O que o reality "O Aprendiz" ensinou a Trump sobre campanha política
Donald Trump, como qualquer bom protagonista de "reality show", não inspira opiniões neutras. Ele é um salvador ou um desastre; um intolerante ou um patriota; aquele que diz a verdade ou um bufão; um líder nas pesquisas que se impõe ou uma bolha prestes a estourar. Em um ponto, ao menos, há uma espécie de consenso entre os comentaristas políticos: que a candidatura abrasiva, movida pela celebridade, ao estilo do comediante Don Rickles, de Trump não tem precedente.

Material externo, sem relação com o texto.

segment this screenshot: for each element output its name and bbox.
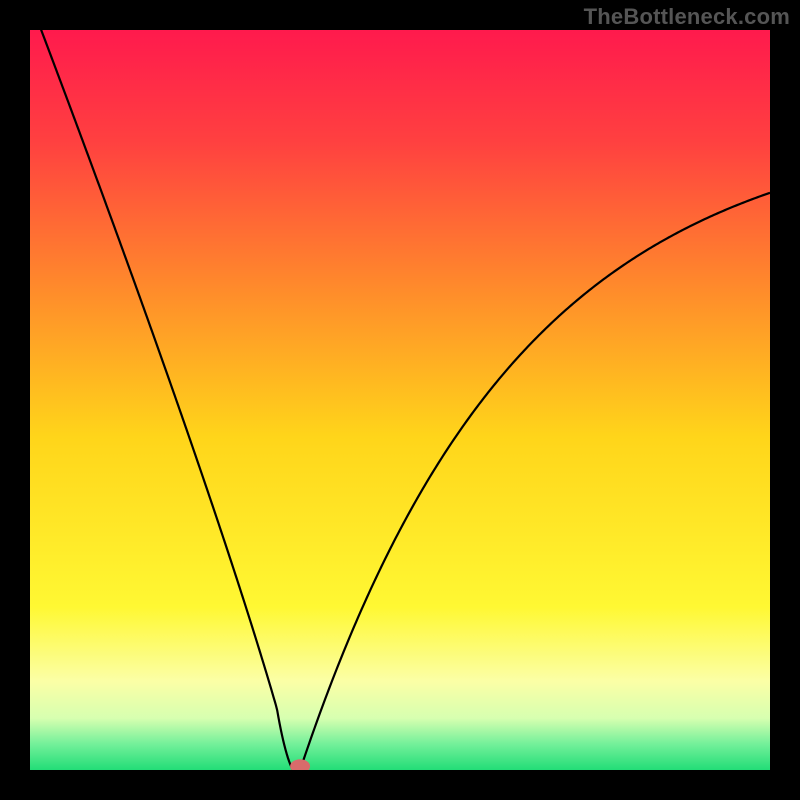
attribution-text: TheBottleneck.com [584, 4, 790, 30]
bottleneck-chart [30, 30, 770, 770]
gradient-background [30, 30, 770, 770]
outer-frame: TheBottleneck.com [0, 0, 800, 800]
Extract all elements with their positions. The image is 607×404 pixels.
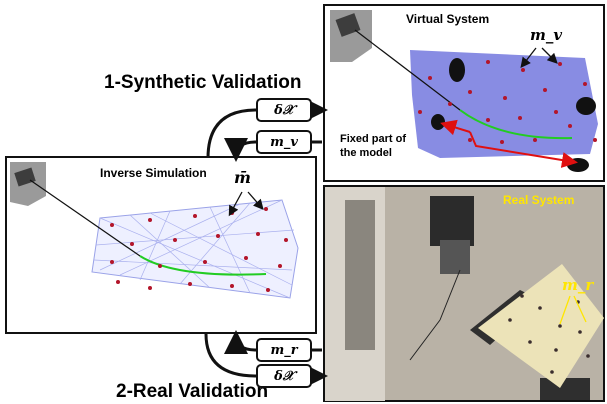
- synthetic-validation-heading: 1-Synthetic Validation: [104, 72, 302, 93]
- fixed-part-label: Fixed part of the model: [340, 132, 406, 160]
- virtual-body: [410, 50, 598, 158]
- virtual-system-title: Virtual System: [406, 12, 490, 26]
- inverse-markers: [110, 207, 288, 292]
- fixed-part-label-line1: Fixed part of: [340, 133, 407, 145]
- synthetic-delta-x-box: δ𝒳: [256, 98, 312, 122]
- catheter-wire: [354, 29, 461, 111]
- virtual-markers: [418, 60, 597, 144]
- real-marker-label: m_r: [562, 276, 594, 294]
- catheter-tip: [139, 255, 267, 276]
- inverse-panel: [5, 156, 317, 334]
- virtual-marker-label: m_v: [530, 26, 563, 44]
- catheter-tip: [459, 109, 573, 140]
- real-flow-arrows: [204, 330, 328, 388]
- synthetic-mv-box: m_v: [256, 130, 312, 154]
- fixed-part: [567, 158, 589, 172]
- virtual-panel: [323, 4, 605, 182]
- real-markers: [508, 294, 590, 374]
- fixed-part: [576, 97, 596, 115]
- inverse-simulation-title: Inverse Simulation: [100, 166, 207, 180]
- real-validation-heading: 2-Real Validation: [116, 381, 269, 402]
- real-delta-x-box: δ𝒳: [256, 364, 312, 388]
- real-panel: [323, 185, 605, 402]
- fixed-part: [431, 114, 445, 130]
- fixed-part: [449, 58, 465, 82]
- fixed-part-label-line2: the model: [340, 147, 392, 159]
- fixed-part-arrow: [469, 131, 578, 168]
- real-phantom: [478, 264, 604, 388]
- actuator-render: [430, 196, 474, 246]
- real-mr-box: m_r: [256, 338, 312, 362]
- real-system-title: Real System: [503, 193, 575, 207]
- catheter-wire: [29, 179, 141, 257]
- synthetic-flow-arrows: [206, 98, 328, 162]
- inverse-mesh: [91, 199, 299, 299]
- inverse-marker-label: m̄: [234, 168, 251, 187]
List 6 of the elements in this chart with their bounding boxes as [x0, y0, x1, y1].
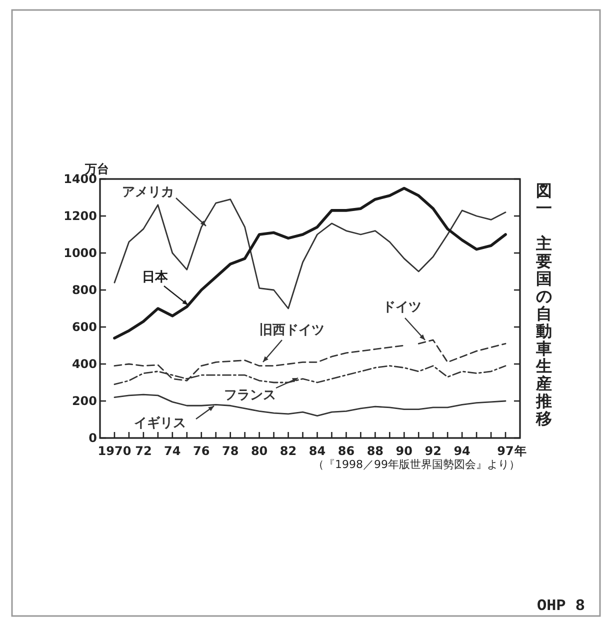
- annotation: （『1998／99年版世界国勢図会』より）: [313, 458, 520, 471]
- title: 図一: [536, 181, 552, 218]
- subtitle: 主要国の自動車生産推移: [536, 234, 552, 428]
- annotation: OHP 8: [536, 597, 585, 615]
- ylabel: 万台: [85, 162, 109, 176]
- xlabel: 年: [514, 444, 527, 458]
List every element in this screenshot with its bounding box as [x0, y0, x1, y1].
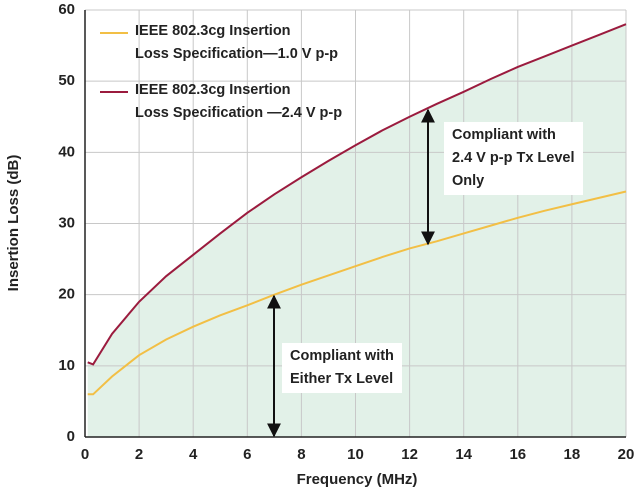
line	[87, 23, 627, 366]
x-tick-label: 2	[135, 446, 143, 463]
x-tick-label: 16	[509, 446, 526, 463]
legend-label: IEEE 802.3cg Insertion Loss Specificatio…	[135, 82, 343, 121]
y-tick-label: 20	[58, 286, 75, 303]
y-tick-label: 10	[58, 357, 75, 374]
annotation: Compliant with 2.4 V p-p Tx Level Only	[444, 122, 583, 195]
y-tick-label: 30	[58, 214, 75, 231]
x-tick-label: 10	[347, 446, 364, 463]
y-tick-label: 40	[58, 143, 75, 160]
x-axis-title: Frequency (MHz)	[297, 471, 418, 488]
y-axis-title: Insertion Loss (dB)	[5, 155, 22, 292]
legend-label: IEEE 802.3cg Insertion Loss Specificatio…	[135, 23, 339, 62]
y-tick-label: 0	[67, 428, 75, 445]
annotation: Compliant with Either Tx Level	[282, 343, 402, 393]
y-tick-label: 60	[58, 1, 75, 18]
line	[87, 190, 627, 396]
x-tick-label: 20	[618, 446, 635, 463]
x-tick-label: 6	[243, 446, 251, 463]
x-tick-label: 18	[564, 446, 581, 463]
x-tick-label: 8	[297, 446, 305, 463]
y-tick-label: 50	[58, 72, 75, 89]
x-tick-label: 0	[81, 446, 89, 463]
x-tick-label: 4	[189, 446, 198, 463]
x-tick-label: 12	[401, 446, 418, 463]
x-tick-label: 14	[455, 446, 472, 463]
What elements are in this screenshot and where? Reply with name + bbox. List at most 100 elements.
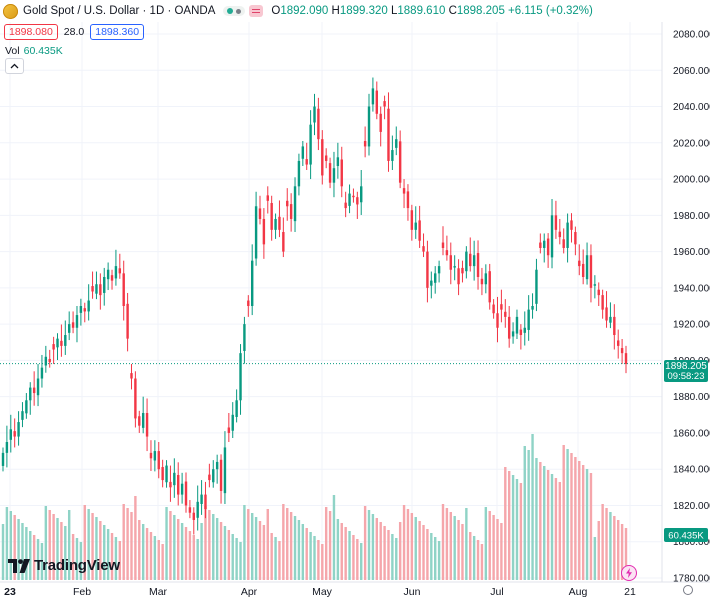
- volume-bar: [387, 530, 390, 580]
- candle: [188, 500, 192, 519]
- candle: [110, 269, 114, 290]
- symbol-legend[interactable]: Gold Spot / U.S. Dollar · 1D · OANDA O18…: [0, 0, 593, 22]
- volume-bar: [64, 526, 67, 580]
- candle: [453, 255, 456, 281]
- candle: [554, 200, 558, 239]
- volume-bar: [29, 531, 32, 580]
- candle: [332, 151, 336, 198]
- volume-bar: [356, 539, 359, 580]
- volume-bar: [282, 504, 285, 580]
- candle: [122, 260, 125, 321]
- volume-bar: [332, 495, 336, 580]
- candle: [457, 259, 460, 296]
- volume-bar: [141, 524, 145, 580]
- candlesticks: [1, 77, 628, 535]
- volume-bar: [531, 434, 534, 580]
- settings-gear-icon[interactable]: [683, 585, 693, 595]
- volume-bar: [235, 538, 238, 580]
- candle: [566, 213, 569, 263]
- candle: [286, 188, 289, 221]
- candle: [9, 414, 12, 453]
- candle: [32, 371, 36, 406]
- candle: [44, 345, 48, 373]
- volume-bar: [624, 528, 628, 580]
- candle: [492, 299, 495, 319]
- volume-bar: [620, 524, 624, 580]
- candle: [25, 393, 28, 419]
- candle: [379, 106, 382, 147]
- candle: [219, 454, 223, 504]
- volume-bar: [60, 522, 63, 580]
- volume-bar: [40, 543, 44, 580]
- candle: [118, 253, 122, 279]
- last-price-value: 1898.205: [665, 361, 707, 372]
- candle: [422, 233, 425, 258]
- candle: [519, 324, 523, 350]
- candle: [91, 271, 94, 299]
- collapse-legend-button[interactable]: [5, 58, 24, 74]
- candle: [589, 244, 593, 303]
- volume-legend[interactable]: Vol 60.435K: [5, 45, 63, 57]
- volume-bar: [177, 519, 180, 580]
- flash-icon[interactable]: [621, 565, 637, 581]
- candle: [184, 472, 188, 513]
- bid-ask-row: 1898.080 28.0 1898.360: [4, 24, 145, 40]
- candle: [177, 462, 180, 506]
- candle: [500, 289, 503, 323]
- candle: [83, 302, 86, 323]
- volume-bar: [32, 535, 36, 580]
- volume-bar: [433, 537, 437, 580]
- candle: [597, 282, 600, 306]
- volume-bar: [461, 524, 464, 580]
- symbol-title[interactable]: Gold Spot / U.S. Dollar · 1D · OANDA: [23, 5, 216, 17]
- volume-bar: [546, 470, 550, 580]
- volume-bar: [297, 520, 301, 580]
- candle: [1, 447, 5, 472]
- sell-price-button[interactable]: 1898.080: [4, 24, 58, 40]
- market-open-dot-icon: [227, 8, 234, 14]
- volume-bar: [321, 544, 324, 580]
- volume-bar: [83, 505, 86, 580]
- volume-bar: [363, 506, 367, 580]
- volume-bar: [414, 517, 417, 580]
- candle: [445, 235, 449, 261]
- candle: [169, 465, 172, 502]
- volume-bar: [254, 517, 258, 580]
- candle: [165, 460, 168, 488]
- volume-bar: [161, 544, 164, 580]
- volume-bar: [426, 529, 429, 580]
- volume-bar: [196, 539, 199, 580]
- volume-bar: [13, 515, 16, 580]
- volume-bar: [204, 506, 207, 580]
- candle: [13, 418, 16, 448]
- volume-bar: [157, 540, 160, 580]
- time-tick-label: Jul: [490, 586, 503, 598]
- volume-bar: [441, 504, 445, 580]
- bar-countdown: 09:58:23: [668, 371, 705, 382]
- candle: [250, 244, 254, 316]
- volume-bar: [527, 450, 530, 580]
- candle: [476, 240, 480, 290]
- price-tick-label: 2000.000: [673, 175, 710, 186]
- buy-price-button[interactable]: 1898.360: [90, 24, 145, 40]
- market-status-indicator[interactable]: [223, 6, 246, 16]
- time-axis[interactable]: 23 Feb Mar Apr May Jun Jul Aug 21: [4, 586, 636, 598]
- candle: [262, 208, 266, 259]
- candle: [624, 345, 628, 374]
- tradingview-logo[interactable]: TradingView: [8, 557, 120, 574]
- candle: [52, 336, 55, 365]
- volume-bar: [219, 522, 223, 580]
- volume-bar: [562, 445, 565, 580]
- candle: [192, 507, 196, 535]
- volume-bar: [153, 536, 157, 580]
- candle: [278, 200, 281, 238]
- candle: [161, 459, 164, 488]
- candle: [321, 130, 324, 185]
- volume-bar: [122, 504, 125, 580]
- equals-icon[interactable]: [249, 5, 264, 17]
- volume-bar: [617, 520, 620, 580]
- price-axis[interactable]: 2080.000 2060.000 2040.000 2020.000 2000.000…: [673, 30, 710, 585]
- volume-bar: [145, 528, 149, 580]
- volume-bar: [340, 523, 343, 580]
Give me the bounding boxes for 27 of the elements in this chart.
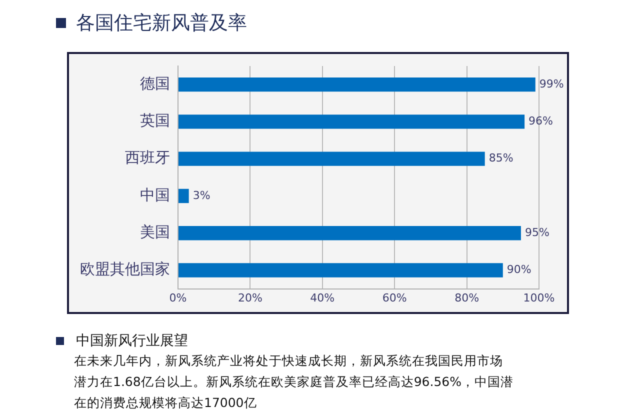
data-label: 90% <box>506 263 532 276</box>
bar <box>178 114 525 129</box>
data-label: 96% <box>528 114 554 128</box>
data-label: 99% <box>539 77 564 90</box>
x-tick-label: 60% <box>382 291 407 304</box>
data-label: 3% <box>192 188 210 202</box>
chart-title: 各国住宅新风普及率 <box>76 11 247 36</box>
y-tick-label: 中国 <box>140 186 170 204</box>
y-tick-label: 英国 <box>140 112 170 130</box>
y-tick-label: 美国 <box>140 222 170 241</box>
bar <box>178 152 485 166</box>
data-label: 95% <box>524 226 550 239</box>
data-label: 85% <box>488 152 514 165</box>
bar <box>178 188 189 204</box>
text: 中国新风行业展望 <box>76 332 188 350</box>
y-tick-label: 德国 <box>140 74 170 92</box>
x-tick-label: 100% <box>523 291 555 304</box>
y-tick-label: 西班牙 <box>125 148 170 167</box>
x-tick-label: 20% <box>238 291 262 304</box>
y-tick-label: 欧盟其他国家 <box>80 260 170 278</box>
x-tick-label: 80% <box>454 291 480 304</box>
x-tick-label: 40% <box>310 291 335 304</box>
x-tick-label: 0% <box>169 291 187 304</box>
bar <box>178 263 503 278</box>
bar <box>178 226 521 240</box>
text: 在未来几年内，新风系统产业将处于快速成长期，新风系统在我国民用市场潜力在1.68亿台以上。新风系统在欧美家庭普及率已经高达96.56%，中国潜在的消费总规模将高达17000亿 <box>74 352 514 412</box>
bar <box>178 77 536 92</box>
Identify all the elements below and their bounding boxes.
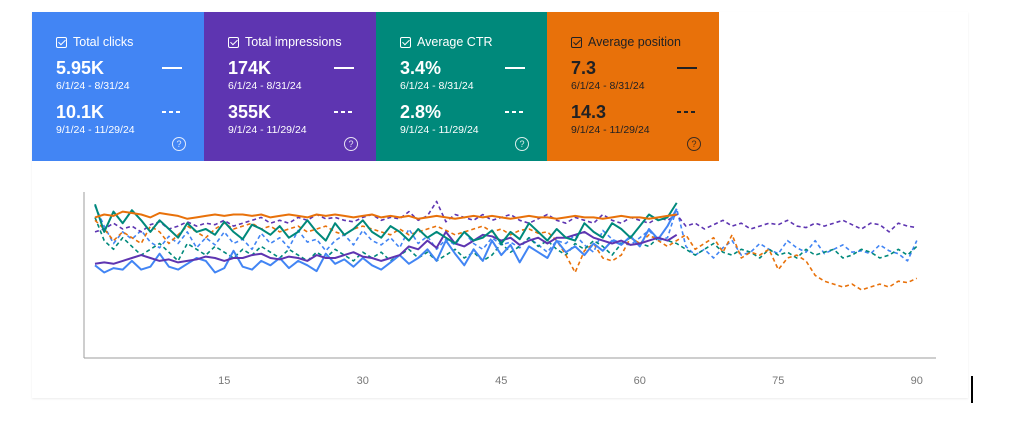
metric-range-period-1: 6/1/24 - 8/31/24	[571, 80, 645, 92]
dashed-line-legend-icon	[505, 111, 525, 113]
dashed-line-legend-icon	[334, 111, 354, 113]
metric-range-period-1: 6/1/24 - 8/31/24	[228, 80, 302, 92]
series-line-average-ctr-solid[interactable]	[94, 202, 678, 245]
metric-label: Average position	[588, 35, 681, 49]
x-tick-label: 45	[495, 375, 507, 387]
x-tick-label: 75	[772, 375, 784, 387]
metric-label: Average CTR	[417, 35, 493, 49]
checkbox-checked-icon[interactable]	[228, 36, 239, 48]
metric-label: Total impressions	[245, 35, 342, 49]
text-cursor	[971, 376, 973, 403]
metric-value-period-1: 3.4%	[400, 58, 442, 78]
series-line-average-position-dashed[interactable]	[94, 219, 918, 291]
dashed-line-legend-icon	[677, 111, 697, 113]
metric-range-period-2: 9/1/24 - 11/29/24	[56, 124, 135, 136]
series-layer	[94, 200, 918, 291]
metric-card-total-impressions[interactable]: Total impressions 174K 6/1/24 - 8/31/24 …	[204, 12, 376, 161]
metric-value-period-2: 10.1K	[56, 102, 105, 122]
help-icon[interactable]: ?	[687, 137, 701, 151]
metric-value-period-2: 355K	[228, 102, 272, 122]
metric-value-period-1: 7.3	[571, 58, 597, 78]
solid-line-legend-icon	[334, 67, 354, 69]
checkbox-checked-icon[interactable]	[56, 36, 67, 48]
solid-line-legend-icon	[505, 67, 525, 69]
metric-value-period-1: 5.95K	[56, 58, 105, 78]
solid-line-legend-icon	[162, 67, 182, 69]
series-line-average-position-solid[interactable]	[94, 210, 677, 220]
help-icon[interactable]: ?	[172, 137, 186, 151]
metric-value-period-1: 174K	[228, 58, 272, 78]
metric-card-total-clicks[interactable]: Total clicks 5.95K 6/1/24 - 8/31/24 10.1…	[32, 12, 204, 161]
x-tick-label: 90	[911, 375, 923, 387]
metric-range-period-1: 6/1/24 - 8/31/24	[56, 80, 130, 92]
x-tick-label: 60	[634, 375, 646, 387]
metric-card-average-position[interactable]: Average position 7.3 6/1/24 - 8/31/24 14…	[547, 12, 719, 161]
metric-card-average-ctr[interactable]: Average CTR 3.4% 6/1/24 - 8/31/24 2.8% 9…	[376, 12, 547, 161]
x-tick-labels: 15 30 45 60 75 90	[218, 375, 923, 387]
help-icon[interactable]: ?	[344, 137, 358, 151]
metric-range-period-2: 9/1/24 - 11/29/24	[400, 124, 479, 136]
x-tick-label: 15	[218, 375, 230, 387]
checkbox-checked-icon[interactable]	[400, 36, 411, 48]
help-icon[interactable]: ?	[515, 137, 529, 151]
solid-line-legend-icon	[677, 67, 697, 69]
metric-cards: Total clicks 5.95K 6/1/24 - 8/31/24 10.1…	[32, 12, 719, 161]
series-line-total-clicks-dashed[interactable]	[94, 205, 918, 262]
metric-value-period-2: 2.8%	[400, 102, 442, 122]
metric-value-period-2: 14.3	[571, 102, 607, 122]
x-tick-label: 30	[357, 375, 369, 387]
checkbox-checked-icon[interactable]	[571, 36, 582, 48]
series-line-total-impressions-dashed[interactable]	[94, 200, 917, 233]
metric-label: Total clicks	[73, 35, 134, 49]
metric-range-period-2: 9/1/24 - 11/29/24	[228, 124, 307, 136]
dashed-line-legend-icon	[162, 111, 182, 113]
metric-range-period-1: 6/1/24 - 8/31/24	[400, 80, 474, 92]
metric-range-period-2: 9/1/24 - 11/29/24	[571, 124, 650, 136]
series-line-average-ctr-dashed[interactable]	[94, 217, 918, 262]
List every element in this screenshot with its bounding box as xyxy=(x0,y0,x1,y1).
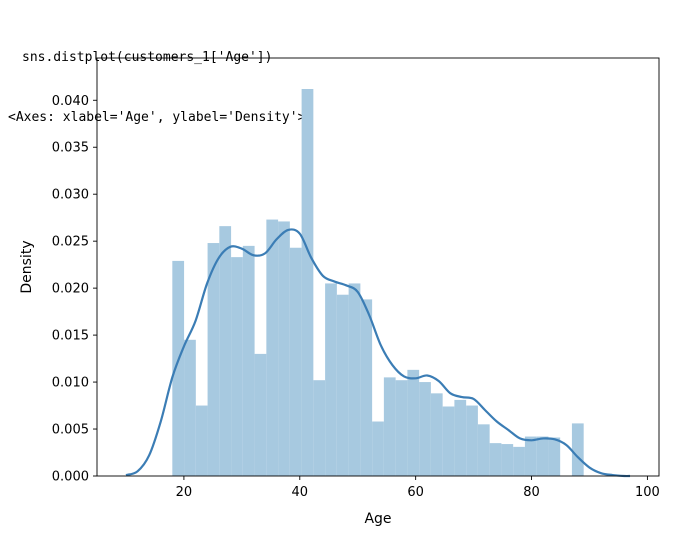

E é sem precedentes se seus hábitos de televisão se limitarem aos canais “C-Span” (canal que faz cobertura das atividades do governo federal e Congresso) e “CNN”. Mas se você assistiu “reality shows” na última década ou duas, você já se cansou de ver isso. Você já viu isso com Richard Hatch e Russell Hantz, os manipuladores que você adora odiar de “Survivor” (“No Limite” no Brasil); nas maledicências de sala de reuniões em “O Aprendiz” de Trump; em Courtney Robertson, a vencedora resoluta de “The Bachelor”, que registrou sua experiência no livro “I Didn’t Come Here to Make Friends” (“Eu Não Vim Aqui Para Fazer Amigos”, em tradução livre, não lançado no Brasil), que daria um ótimo título para um futuro livro de memórias de campanha de Trump.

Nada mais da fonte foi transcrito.